The study underscores new theories about the role of the cerebellum, which was once thought just to control movements but is increasingly being viewed as involved in cognitive processes both in adulthood and in development. “This study expands our understanding about the cerebellum at a basic level,” said Wang, who also studies the link between cerebellar dysfunction and autism. “This study demonstrates ways in which the cerebellum plays an active role integrating sensory information from the environment and processing that information.”
Read all the details about this work in the journal Nature Neuroscience.
In addition to the institutions named above, the study included researchers from Robert Wood Johnson Medical School, the University of Pennsylvania, Erasmus University Medical Center and Brown University.

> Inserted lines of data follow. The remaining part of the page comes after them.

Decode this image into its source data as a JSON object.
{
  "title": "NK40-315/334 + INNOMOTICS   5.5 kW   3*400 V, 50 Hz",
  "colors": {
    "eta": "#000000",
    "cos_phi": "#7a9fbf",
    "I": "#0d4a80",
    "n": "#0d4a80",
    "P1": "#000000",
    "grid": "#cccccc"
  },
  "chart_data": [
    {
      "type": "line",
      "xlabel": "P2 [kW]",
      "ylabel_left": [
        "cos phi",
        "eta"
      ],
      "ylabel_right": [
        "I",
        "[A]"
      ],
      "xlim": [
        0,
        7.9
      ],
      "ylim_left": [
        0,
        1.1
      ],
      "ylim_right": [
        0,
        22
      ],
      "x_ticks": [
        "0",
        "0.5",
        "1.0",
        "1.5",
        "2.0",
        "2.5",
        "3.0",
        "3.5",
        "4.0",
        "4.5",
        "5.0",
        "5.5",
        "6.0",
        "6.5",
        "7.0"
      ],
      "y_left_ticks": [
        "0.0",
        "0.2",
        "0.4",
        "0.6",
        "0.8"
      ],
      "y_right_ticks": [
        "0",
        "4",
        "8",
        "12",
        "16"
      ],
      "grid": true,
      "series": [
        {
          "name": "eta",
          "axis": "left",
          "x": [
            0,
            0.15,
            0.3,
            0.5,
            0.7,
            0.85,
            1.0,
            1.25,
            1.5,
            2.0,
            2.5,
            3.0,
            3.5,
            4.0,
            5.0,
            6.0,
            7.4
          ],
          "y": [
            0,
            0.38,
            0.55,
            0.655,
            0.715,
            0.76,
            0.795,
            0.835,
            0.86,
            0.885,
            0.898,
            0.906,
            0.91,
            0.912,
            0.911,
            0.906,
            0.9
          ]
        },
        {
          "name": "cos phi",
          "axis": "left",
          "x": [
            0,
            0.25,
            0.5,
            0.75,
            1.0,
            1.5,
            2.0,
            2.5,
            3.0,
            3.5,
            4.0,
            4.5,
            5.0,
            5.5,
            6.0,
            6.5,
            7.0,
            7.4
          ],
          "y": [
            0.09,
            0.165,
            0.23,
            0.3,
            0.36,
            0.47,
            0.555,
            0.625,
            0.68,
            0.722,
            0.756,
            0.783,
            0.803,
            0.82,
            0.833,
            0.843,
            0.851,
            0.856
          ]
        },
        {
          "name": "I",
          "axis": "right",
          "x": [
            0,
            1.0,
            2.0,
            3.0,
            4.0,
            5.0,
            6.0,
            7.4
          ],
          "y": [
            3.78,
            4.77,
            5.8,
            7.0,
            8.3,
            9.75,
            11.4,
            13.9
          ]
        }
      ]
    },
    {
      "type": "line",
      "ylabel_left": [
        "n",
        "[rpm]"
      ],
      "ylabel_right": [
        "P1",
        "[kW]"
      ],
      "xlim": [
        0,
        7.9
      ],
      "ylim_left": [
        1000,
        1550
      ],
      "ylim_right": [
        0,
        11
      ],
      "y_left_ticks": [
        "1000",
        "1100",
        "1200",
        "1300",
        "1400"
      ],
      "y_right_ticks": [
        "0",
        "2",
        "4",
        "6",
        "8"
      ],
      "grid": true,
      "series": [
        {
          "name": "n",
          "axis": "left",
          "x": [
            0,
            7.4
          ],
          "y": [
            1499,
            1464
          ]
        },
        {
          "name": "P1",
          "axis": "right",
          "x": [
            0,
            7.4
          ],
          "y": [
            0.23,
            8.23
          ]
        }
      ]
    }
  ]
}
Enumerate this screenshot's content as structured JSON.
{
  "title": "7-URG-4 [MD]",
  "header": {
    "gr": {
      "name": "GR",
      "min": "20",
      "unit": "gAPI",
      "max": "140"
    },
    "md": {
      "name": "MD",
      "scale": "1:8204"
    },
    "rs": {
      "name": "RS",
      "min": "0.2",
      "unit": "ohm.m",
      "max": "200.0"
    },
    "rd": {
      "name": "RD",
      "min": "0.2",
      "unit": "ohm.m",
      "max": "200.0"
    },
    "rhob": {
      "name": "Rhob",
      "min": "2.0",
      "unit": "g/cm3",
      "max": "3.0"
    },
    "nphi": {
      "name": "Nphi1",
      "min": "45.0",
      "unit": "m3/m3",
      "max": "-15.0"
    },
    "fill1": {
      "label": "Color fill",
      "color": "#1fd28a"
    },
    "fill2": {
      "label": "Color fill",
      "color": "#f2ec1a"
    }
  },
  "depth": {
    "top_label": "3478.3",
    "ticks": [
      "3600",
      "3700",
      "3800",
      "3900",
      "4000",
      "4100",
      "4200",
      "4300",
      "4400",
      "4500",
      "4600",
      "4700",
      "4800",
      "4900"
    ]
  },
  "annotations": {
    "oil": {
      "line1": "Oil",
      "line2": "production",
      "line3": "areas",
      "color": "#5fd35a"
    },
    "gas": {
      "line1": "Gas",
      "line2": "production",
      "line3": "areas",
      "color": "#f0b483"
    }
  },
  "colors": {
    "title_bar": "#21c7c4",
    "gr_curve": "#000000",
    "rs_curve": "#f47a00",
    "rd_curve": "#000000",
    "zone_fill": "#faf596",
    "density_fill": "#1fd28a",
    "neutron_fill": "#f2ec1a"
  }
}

The work was supported by the National Institutes of Health (grants R01 NS045193 and R01 MH093727); the New Jersey Council on Brain Injury Research; the Searle Scholars program; DARPA (grant N66001-15-C-4032); the National Science Foundation Graduate Research Fellowship (grant DGE-1148900); the Nancy Lurie Marks Family Foundation; the Netherlands Organization for Scientific Research; the Dutch Fundamental Organization for Medical Sciences, Life Sciences, and Social and Behavioral Sciences; and the European Research Council.